Hi there, interesting topic.
I haven't been used to these pathways but at our hospital, we are in the process of developing some; (THJR, TKJR,) total abdominal hysterectomy, laparascopic chole, laparascopic appendectomy are being used in our surgical ward at the moment quite successfully.
In answer to your questions;
I don't see these as totally negative pathways,
they are a standard pathway (obviously from research previously done) for a patient with the specific operation identified,
the 'norm' would be the pathway,
any variance is clearly documented and I see this as a really good way to research current trends, assess the variables and be able to put into effect, any change that may benefit the patient.

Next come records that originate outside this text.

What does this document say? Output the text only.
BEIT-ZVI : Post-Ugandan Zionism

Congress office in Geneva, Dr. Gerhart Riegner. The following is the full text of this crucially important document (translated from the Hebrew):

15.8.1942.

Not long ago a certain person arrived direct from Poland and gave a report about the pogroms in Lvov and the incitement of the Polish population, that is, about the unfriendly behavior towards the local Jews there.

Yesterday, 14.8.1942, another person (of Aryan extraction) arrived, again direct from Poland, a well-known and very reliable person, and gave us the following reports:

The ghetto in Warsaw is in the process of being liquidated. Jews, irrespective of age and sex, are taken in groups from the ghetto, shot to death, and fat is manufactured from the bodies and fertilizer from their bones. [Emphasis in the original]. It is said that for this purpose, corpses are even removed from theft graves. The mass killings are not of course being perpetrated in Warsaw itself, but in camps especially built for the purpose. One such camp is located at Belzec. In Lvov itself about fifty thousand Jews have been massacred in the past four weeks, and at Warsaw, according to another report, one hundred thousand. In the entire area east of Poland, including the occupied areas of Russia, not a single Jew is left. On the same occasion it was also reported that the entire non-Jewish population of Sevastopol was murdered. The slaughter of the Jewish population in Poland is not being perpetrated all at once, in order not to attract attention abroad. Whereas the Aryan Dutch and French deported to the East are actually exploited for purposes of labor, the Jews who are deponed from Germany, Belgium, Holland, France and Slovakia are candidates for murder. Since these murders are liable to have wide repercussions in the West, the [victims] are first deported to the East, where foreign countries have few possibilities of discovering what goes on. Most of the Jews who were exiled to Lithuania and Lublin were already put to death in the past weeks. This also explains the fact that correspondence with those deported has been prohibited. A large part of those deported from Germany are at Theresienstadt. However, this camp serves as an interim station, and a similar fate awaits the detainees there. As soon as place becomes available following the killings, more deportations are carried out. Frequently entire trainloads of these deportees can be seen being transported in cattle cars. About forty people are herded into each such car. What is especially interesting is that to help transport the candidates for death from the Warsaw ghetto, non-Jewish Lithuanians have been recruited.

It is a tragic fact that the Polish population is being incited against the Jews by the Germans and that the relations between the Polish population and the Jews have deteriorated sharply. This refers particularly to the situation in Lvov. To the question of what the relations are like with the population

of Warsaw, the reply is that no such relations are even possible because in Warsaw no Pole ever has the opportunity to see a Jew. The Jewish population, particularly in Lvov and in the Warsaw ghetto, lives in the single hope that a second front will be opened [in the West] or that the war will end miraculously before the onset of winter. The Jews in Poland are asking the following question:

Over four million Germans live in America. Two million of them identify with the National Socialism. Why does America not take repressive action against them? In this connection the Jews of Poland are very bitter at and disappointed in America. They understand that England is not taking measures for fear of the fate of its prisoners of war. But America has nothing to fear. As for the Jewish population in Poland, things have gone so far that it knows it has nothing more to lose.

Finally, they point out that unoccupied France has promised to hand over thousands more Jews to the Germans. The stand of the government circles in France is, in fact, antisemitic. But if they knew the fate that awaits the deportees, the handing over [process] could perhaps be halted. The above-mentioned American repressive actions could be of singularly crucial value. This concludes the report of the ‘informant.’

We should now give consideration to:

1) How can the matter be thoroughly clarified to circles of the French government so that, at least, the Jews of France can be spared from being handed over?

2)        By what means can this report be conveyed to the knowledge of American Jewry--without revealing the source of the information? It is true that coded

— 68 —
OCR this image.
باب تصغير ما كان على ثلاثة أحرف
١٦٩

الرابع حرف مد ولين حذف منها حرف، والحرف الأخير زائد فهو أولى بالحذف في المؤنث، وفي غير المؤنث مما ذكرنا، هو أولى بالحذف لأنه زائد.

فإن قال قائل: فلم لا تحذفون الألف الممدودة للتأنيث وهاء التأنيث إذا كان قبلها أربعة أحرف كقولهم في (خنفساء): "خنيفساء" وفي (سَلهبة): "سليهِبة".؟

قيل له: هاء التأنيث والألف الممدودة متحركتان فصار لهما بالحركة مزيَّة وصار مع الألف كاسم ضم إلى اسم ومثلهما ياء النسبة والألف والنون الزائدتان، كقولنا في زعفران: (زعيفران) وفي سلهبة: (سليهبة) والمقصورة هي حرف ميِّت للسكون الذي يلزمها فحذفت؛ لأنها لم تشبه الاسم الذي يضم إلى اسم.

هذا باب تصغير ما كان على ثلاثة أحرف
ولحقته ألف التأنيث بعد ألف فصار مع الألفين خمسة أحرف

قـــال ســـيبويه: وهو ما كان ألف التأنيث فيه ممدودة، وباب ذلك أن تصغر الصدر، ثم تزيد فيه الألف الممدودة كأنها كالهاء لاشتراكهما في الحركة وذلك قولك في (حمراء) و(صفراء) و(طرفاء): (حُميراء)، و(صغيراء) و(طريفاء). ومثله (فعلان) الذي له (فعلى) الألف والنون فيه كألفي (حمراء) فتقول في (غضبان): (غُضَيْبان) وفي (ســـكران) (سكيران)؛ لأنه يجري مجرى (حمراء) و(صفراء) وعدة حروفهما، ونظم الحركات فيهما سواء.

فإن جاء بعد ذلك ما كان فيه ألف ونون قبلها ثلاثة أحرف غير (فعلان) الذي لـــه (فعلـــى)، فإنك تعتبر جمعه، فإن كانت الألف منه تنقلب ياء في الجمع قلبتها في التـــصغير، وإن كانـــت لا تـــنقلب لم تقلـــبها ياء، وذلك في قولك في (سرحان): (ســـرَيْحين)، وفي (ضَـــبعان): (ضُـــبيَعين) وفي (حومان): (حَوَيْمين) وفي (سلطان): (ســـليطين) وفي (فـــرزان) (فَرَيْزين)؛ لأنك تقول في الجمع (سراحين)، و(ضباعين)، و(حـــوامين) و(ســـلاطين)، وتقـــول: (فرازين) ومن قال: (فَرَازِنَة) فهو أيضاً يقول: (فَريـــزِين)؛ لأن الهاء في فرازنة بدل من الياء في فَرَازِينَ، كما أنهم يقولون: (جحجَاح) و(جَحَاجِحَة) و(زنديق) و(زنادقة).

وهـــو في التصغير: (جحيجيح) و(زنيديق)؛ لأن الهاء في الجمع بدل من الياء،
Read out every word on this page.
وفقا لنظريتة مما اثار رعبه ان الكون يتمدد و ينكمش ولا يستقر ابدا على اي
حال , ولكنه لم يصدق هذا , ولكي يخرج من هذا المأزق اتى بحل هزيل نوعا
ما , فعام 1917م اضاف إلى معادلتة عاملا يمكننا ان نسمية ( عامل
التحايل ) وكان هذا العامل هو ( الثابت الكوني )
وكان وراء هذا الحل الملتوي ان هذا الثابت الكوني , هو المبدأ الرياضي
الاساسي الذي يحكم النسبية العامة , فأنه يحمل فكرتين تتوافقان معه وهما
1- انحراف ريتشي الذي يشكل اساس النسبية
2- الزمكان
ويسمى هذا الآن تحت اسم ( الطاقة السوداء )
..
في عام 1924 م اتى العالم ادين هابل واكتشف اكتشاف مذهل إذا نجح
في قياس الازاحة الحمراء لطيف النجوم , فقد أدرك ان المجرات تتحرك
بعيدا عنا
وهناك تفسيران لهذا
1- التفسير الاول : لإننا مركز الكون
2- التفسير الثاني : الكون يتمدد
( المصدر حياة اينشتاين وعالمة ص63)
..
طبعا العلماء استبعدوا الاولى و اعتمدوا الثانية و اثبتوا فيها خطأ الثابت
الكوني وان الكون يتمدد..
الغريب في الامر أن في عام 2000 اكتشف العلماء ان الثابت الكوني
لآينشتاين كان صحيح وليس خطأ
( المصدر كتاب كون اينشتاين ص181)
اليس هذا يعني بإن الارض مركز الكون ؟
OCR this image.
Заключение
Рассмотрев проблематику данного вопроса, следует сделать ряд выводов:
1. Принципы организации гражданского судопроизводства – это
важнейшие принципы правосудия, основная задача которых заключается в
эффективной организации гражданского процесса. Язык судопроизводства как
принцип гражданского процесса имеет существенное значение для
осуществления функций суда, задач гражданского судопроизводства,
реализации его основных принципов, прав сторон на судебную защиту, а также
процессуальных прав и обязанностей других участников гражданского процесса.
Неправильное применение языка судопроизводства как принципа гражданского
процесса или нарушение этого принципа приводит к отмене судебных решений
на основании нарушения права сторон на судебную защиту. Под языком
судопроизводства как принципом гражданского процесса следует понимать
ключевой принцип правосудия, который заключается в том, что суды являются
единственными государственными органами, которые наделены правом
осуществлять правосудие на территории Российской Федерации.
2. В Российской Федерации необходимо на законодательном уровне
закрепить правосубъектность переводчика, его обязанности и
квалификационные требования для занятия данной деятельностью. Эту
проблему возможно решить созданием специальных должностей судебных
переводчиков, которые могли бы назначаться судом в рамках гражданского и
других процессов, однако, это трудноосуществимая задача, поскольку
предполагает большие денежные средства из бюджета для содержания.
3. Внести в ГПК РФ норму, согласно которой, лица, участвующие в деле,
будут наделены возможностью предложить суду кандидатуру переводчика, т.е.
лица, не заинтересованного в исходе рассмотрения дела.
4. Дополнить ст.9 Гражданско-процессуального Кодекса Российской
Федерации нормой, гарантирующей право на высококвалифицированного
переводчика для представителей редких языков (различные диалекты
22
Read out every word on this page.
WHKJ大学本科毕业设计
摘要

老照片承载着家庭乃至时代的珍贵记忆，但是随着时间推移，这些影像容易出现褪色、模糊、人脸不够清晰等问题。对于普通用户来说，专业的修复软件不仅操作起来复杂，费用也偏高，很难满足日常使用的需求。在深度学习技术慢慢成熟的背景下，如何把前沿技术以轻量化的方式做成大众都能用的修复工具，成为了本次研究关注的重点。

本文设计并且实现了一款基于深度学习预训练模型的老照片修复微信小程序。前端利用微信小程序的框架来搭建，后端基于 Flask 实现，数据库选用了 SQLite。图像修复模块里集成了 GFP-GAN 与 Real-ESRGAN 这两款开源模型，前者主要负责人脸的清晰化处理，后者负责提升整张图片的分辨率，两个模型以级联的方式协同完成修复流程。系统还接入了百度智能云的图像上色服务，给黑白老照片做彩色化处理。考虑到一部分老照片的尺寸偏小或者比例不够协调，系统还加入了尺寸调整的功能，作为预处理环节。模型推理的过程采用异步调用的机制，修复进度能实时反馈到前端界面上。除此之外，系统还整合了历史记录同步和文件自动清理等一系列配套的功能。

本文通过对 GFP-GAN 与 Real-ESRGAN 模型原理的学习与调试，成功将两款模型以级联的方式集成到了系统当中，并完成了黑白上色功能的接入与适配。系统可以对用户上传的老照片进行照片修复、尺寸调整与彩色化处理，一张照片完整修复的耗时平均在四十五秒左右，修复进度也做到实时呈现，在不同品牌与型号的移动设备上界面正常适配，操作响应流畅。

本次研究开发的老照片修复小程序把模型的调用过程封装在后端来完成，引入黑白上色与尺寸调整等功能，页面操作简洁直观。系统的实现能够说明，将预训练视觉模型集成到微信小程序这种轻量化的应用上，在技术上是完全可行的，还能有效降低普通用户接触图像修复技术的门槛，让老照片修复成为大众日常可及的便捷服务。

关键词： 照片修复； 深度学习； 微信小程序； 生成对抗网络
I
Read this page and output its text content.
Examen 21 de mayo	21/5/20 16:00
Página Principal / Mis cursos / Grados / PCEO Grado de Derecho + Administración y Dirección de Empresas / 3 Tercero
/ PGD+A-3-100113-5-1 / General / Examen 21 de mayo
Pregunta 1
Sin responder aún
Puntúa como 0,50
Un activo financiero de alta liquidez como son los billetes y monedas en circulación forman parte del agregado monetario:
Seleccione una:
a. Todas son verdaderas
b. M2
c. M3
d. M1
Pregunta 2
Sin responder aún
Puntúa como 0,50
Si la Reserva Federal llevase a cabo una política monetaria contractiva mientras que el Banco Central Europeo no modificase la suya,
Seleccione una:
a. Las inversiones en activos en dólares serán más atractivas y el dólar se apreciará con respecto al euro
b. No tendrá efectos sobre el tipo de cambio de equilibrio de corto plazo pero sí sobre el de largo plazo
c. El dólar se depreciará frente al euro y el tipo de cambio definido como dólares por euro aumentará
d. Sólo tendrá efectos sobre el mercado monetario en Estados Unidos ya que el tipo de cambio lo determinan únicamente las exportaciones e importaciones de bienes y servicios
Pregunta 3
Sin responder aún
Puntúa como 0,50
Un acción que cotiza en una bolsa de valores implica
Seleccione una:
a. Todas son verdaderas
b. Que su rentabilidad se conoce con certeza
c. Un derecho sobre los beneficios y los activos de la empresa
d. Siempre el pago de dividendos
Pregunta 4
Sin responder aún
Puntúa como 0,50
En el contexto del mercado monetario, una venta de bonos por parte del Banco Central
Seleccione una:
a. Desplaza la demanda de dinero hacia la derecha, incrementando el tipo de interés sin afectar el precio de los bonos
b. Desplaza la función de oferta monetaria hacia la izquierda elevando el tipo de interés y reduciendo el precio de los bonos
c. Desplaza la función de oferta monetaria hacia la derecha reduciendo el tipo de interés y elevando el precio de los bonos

Obviously the hospital trend, to 'save $$$'s
is to reduce patient stay.
I stayed in a maternity ward for eight days with my first born child 26 years ago.... admittedly, now, I believe we have gone the other way but.... look at the complications with long stay patients on bedrest....(talking surgical now)
the perception of patients when they enter hospital (I have researched this one a little and enjoy this particular topic)I have watched elective surgical patients come into hospital and get straight into their PJ's or nightie on warding!!! Are they sick????
Remember the sick role?
Perhaps I am going on too musch, this topic opens up many doors and I would love to hear your reply and thoughts.